The photographs of details on show here suggest such changes in the landscape, too, but the substances involved are obviously artificial and chemical. They erupt just like natural forms but they are obviously a contrivance of plastic, membrane slick with oil, powders and string.
These colour photographs have a strong initial impact and details of their textures and the processes they imitate have continuing, if unpleasantly tactile, fascination.
Also curiously fascinating is the work of Roger Mortimer at the Ivan Anthony Gallery until April 20. Here the intersection is between memory, art, religion and reality. The memory is of the artist's mother. The texts, of which the artist makes liberal use, are taken from a notebook she kept as a convent student. The texts become imitation medieval manuscript or are broken up and run together to make a spell.
The notes are simple art history and Madonnas by such names as Raphael and Andrea del Sarto feature largely. Reproductions of these pictures of Mary are everywhere in the show, inscribed on everything from sharks' teeth, pills and books to a lavatory cistern.
The cistern shows Raphael's Sistine Madonna from Dresden. The hand basin that is part of the ensemble harbours sea creatures and the toilet bowl under the cistern has the names of the Evangelists swirling down it and more odd creatures at the bottom.

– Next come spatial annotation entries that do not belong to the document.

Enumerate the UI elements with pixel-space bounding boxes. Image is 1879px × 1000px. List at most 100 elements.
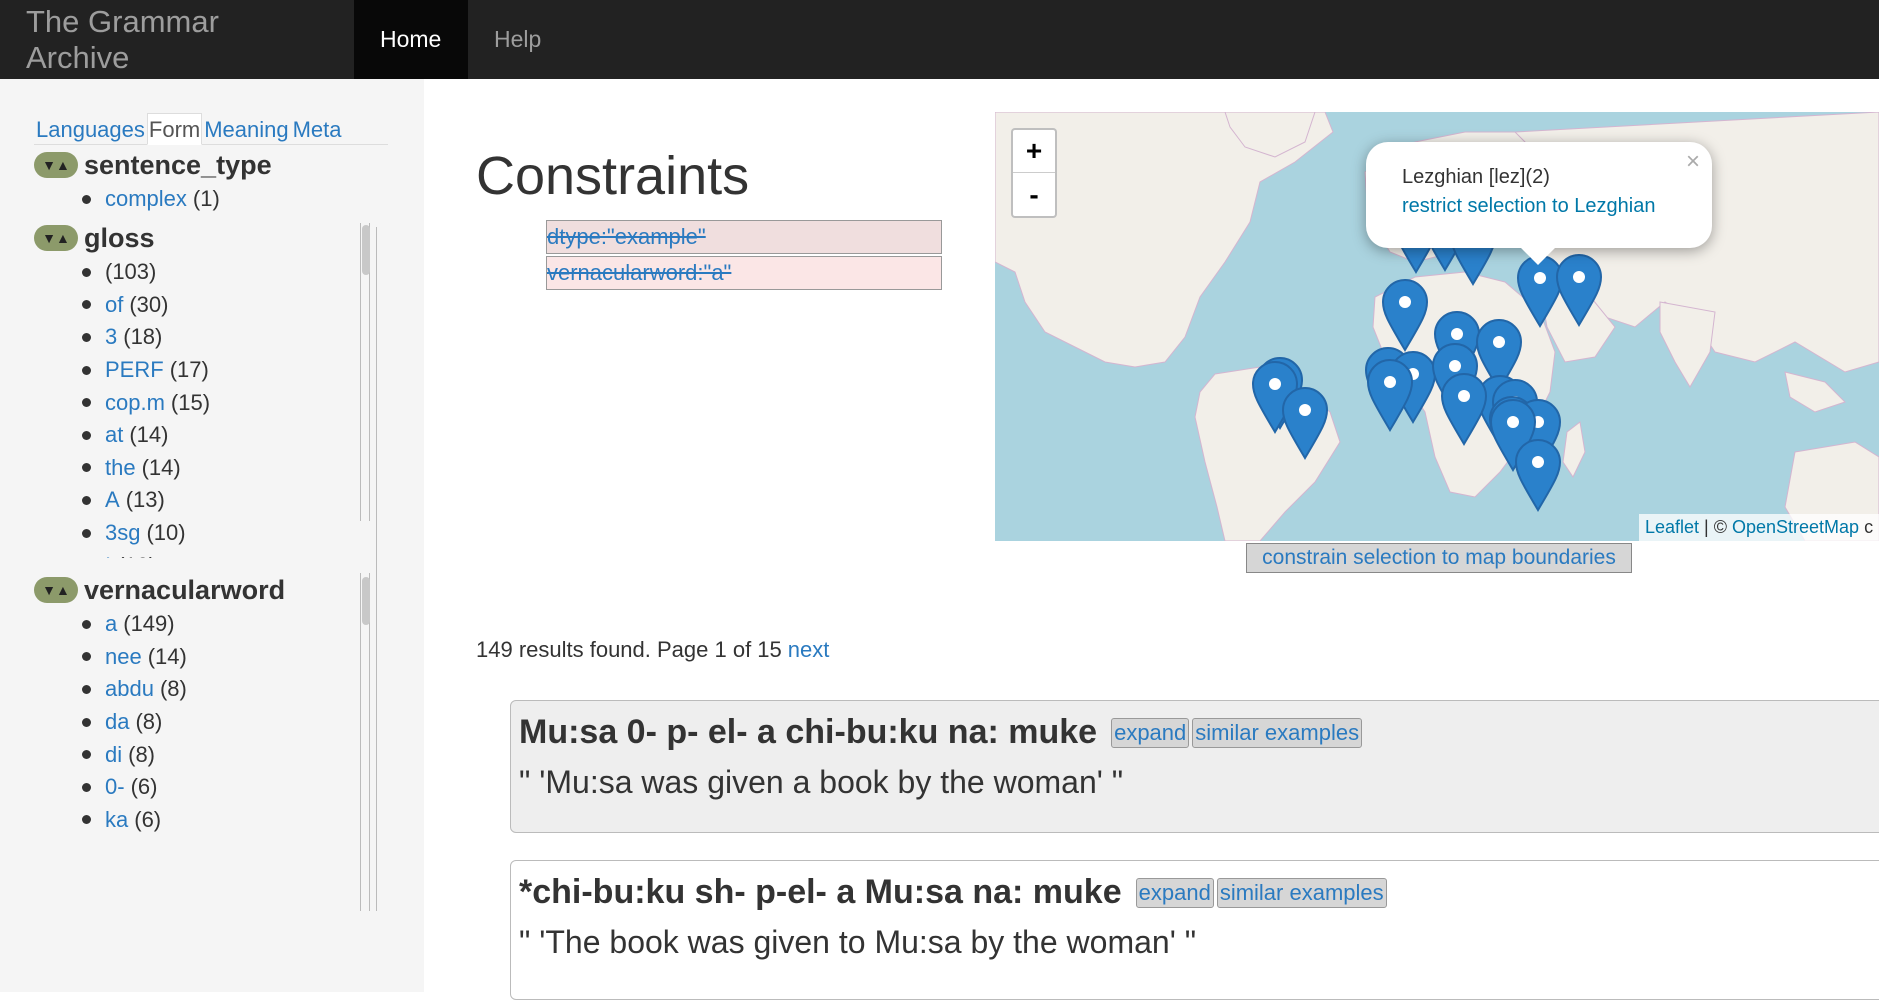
sidebar: Languages Form Meaning Meta ▼▲ sentence_… <box>0 79 424 992</box>
triangle-toggle-icon[interactable]: ▼▲ <box>34 577 78 603</box>
list-item: of (30) <box>82 289 379 322</box>
similar-examples-button[interactable]: similar examples <box>1192 717 1363 748</box>
list-item: the (14) <box>82 452 379 485</box>
example-vernacular: Mu:sa 0- p- el- a chi-bu:ku na: muke <box>519 713 1098 751</box>
facet-count: (8) <box>135 709 163 735</box>
facet-title: sentence_type <box>84 149 272 180</box>
sidebar-scrollbar[interactable] <box>376 227 384 911</box>
map[interactable]: + - × Lezghian [lez](2) restrict selecti… <box>995 112 1879 541</box>
scrollbar-thumb[interactable] <box>362 577 370 625</box>
facet-term-link[interactable]: at <box>105 419 123 451</box>
list-item: at (14) <box>82 419 379 452</box>
facet-term-link[interactable]: ka <box>105 804 128 836</box>
restrict-selection-link[interactable]: restrict selection to Lezghian <box>1402 195 1655 217</box>
facet-term-link[interactable]: PERF <box>105 354 164 386</box>
facet-term-link[interactable]: of <box>105 289 123 321</box>
close-icon[interactable]: × <box>1686 148 1700 176</box>
attribution-tail: c <box>1859 517 1874 537</box>
facet-term-link[interactable]: A <box>105 484 120 516</box>
facet-list: (103) of (30) 3 (18) PERF (17) cop.m (15) at… <box>34 256 379 558</box>
facet-count: (15) <box>170 389 211 415</box>
list-item: A (13) <box>82 484 379 517</box>
list-item: nee (14) <box>82 641 379 674</box>
example-translation: " 'Mu:sa was given a book by the woman' … <box>519 764 1124 800</box>
facet-count: (18) <box>123 324 163 350</box>
bullet-icon <box>82 495 91 505</box>
facet-count: (14) <box>141 454 181 480</box>
constraint-chip-vernacularword[interactable]: vernacularword:"a" <box>546 256 942 290</box>
results-summary: 149 results found. Page 1 of 15 next <box>476 637 829 663</box>
facet-term-link[interactable]: 3sg <box>105 517 140 549</box>
bullet-icon <box>82 194 91 204</box>
leaflet-link[interactable]: Leaflet <box>1645 517 1699 537</box>
tab-form[interactable]: Form <box>146 113 203 145</box>
map-attribution: Leaflet | © OpenStreetMap c <box>1639 514 1879 541</box>
facet-sentence-type: ▼▲ sentence_type complex (1) <box>34 147 379 216</box>
results-count: 149 results found. Page 1 of 15 <box>476 637 782 662</box>
facet-term-link[interactable]: I <box>105 550 111 558</box>
facet-count: (13) <box>125 487 165 513</box>
facet-header[interactable]: ▼▲ gloss <box>34 220 379 256</box>
bullet-icon <box>82 782 91 792</box>
tab-meta[interactable]: Meta <box>291 113 344 145</box>
similar-examples-button[interactable]: similar examples <box>1216 877 1387 908</box>
list-item: cop.m (15) <box>82 386 379 419</box>
facet-term-link[interactable]: complex <box>105 183 187 215</box>
top-navbar: The Grammar Archive Home Help <box>0 0 1879 79</box>
zoom-in-button[interactable]: + <box>1013 130 1055 173</box>
facet-list: a (149) nee (14) abdu (8) da (8) di (8) 0- (6)… <box>34 608 379 852</box>
facet-term-link[interactable]: abdu <box>105 673 154 705</box>
facet-count: (6) <box>134 806 162 832</box>
facet-header[interactable]: ▼▲ sentence_type <box>34 147 379 183</box>
facet-term-link[interactable]: cop.m <box>105 387 165 419</box>
nav-help[interactable]: Help <box>468 0 567 79</box>
list-item: 3sg (10) <box>82 517 379 550</box>
example-card: Mu:sa 0- p- el- a chi-bu:ku na: muke exp… <box>510 700 1879 833</box>
expand-button[interactable]: expand <box>1135 877 1214 908</box>
scrollbar-thumb[interactable] <box>362 225 370 275</box>
bullet-icon <box>82 398 91 408</box>
facet-tabs: Languages Form Meaning Meta <box>34 113 388 145</box>
facet-term-link[interactable]: the <box>105 452 136 484</box>
osm-link[interactable]: OpenStreetMap <box>1732 517 1859 537</box>
zoom-out-button[interactable]: - <box>1013 173 1055 216</box>
facet-count: (8) <box>159 676 187 702</box>
triangle-toggle-icon[interactable]: ▼▲ <box>34 152 78 178</box>
bullet-icon <box>82 332 91 342</box>
list-item: PERF (17) <box>82 354 379 387</box>
bullet-icon <box>82 652 91 662</box>
example-header: Mu:sa 0- p- el- a chi-bu:ku na: muke exp… <box>519 713 1879 752</box>
brand-title[interactable]: The Grammar Archive <box>0 0 354 79</box>
next-page-link[interactable]: next <box>788 637 830 662</box>
facet-term-link[interactable]: 3 <box>105 321 117 353</box>
facet-count: (14) <box>147 643 187 669</box>
vernacularword-scrollbar[interactable] <box>360 573 370 911</box>
facet-count: (149) <box>123 611 175 637</box>
tab-languages[interactable]: Languages <box>34 113 147 145</box>
facet-term-link[interactable]: da <box>105 706 129 738</box>
constraint-chip-dtype[interactable]: dtype:"example" <box>546 220 942 254</box>
bullet-icon <box>82 717 91 727</box>
facet-count: (17) <box>169 357 209 383</box>
bullet-icon <box>82 815 91 825</box>
facet-term-link[interactable]: nee <box>105 641 142 673</box>
nav-home[interactable]: Home <box>354 0 468 79</box>
triangle-toggle-icon[interactable]: ▼▲ <box>34 225 78 251</box>
facet-count: (14) <box>129 422 169 448</box>
gloss-scrollbar[interactable] <box>360 223 370 521</box>
expand-button[interactable]: expand <box>1111 717 1190 748</box>
tab-meaning[interactable]: Meaning <box>202 113 290 145</box>
map-marker <box>1366 359 1414 432</box>
facet-count: (6) <box>130 774 158 800</box>
facet-count: (10) <box>117 550 156 558</box>
facet-panel: ▼▲ sentence_type complex (1) ▼▲ gloss (10… <box>34 147 390 911</box>
constrain-map-button[interactable]: constrain selection to map boundaries <box>1246 543 1632 573</box>
facet-vernacularword: ▼▲ vernacularword a (149) nee (14) abdu (8)… <box>34 572 379 852</box>
facet-term-link[interactable]: a <box>105 608 117 640</box>
list-item: (103) <box>82 256 379 289</box>
facet-header[interactable]: ▼▲ vernacularword <box>34 572 379 608</box>
facet-title: gloss <box>84 222 155 253</box>
facet-term-link[interactable]: 0- <box>105 771 125 803</box>
facet-count: (10) <box>146 520 186 546</box>
facet-term-link[interactable]: di <box>105 739 122 771</box>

All these things combine to meet reality in a rosary that is laid out on the gallery floor. It is made up not of beads but of pills and capsules, not linked with a fine chain as they undoubtedly should be, but a rosary nevertheless. The pill at the intersection of the loop has a Raphael Madonna very accurately drawn.
The reality of the mother's sickness, suffering and religion is memorably represented by the modern medicines and the long tradition of motherhood by the reproduction of the religious painting. It is a striking memorial.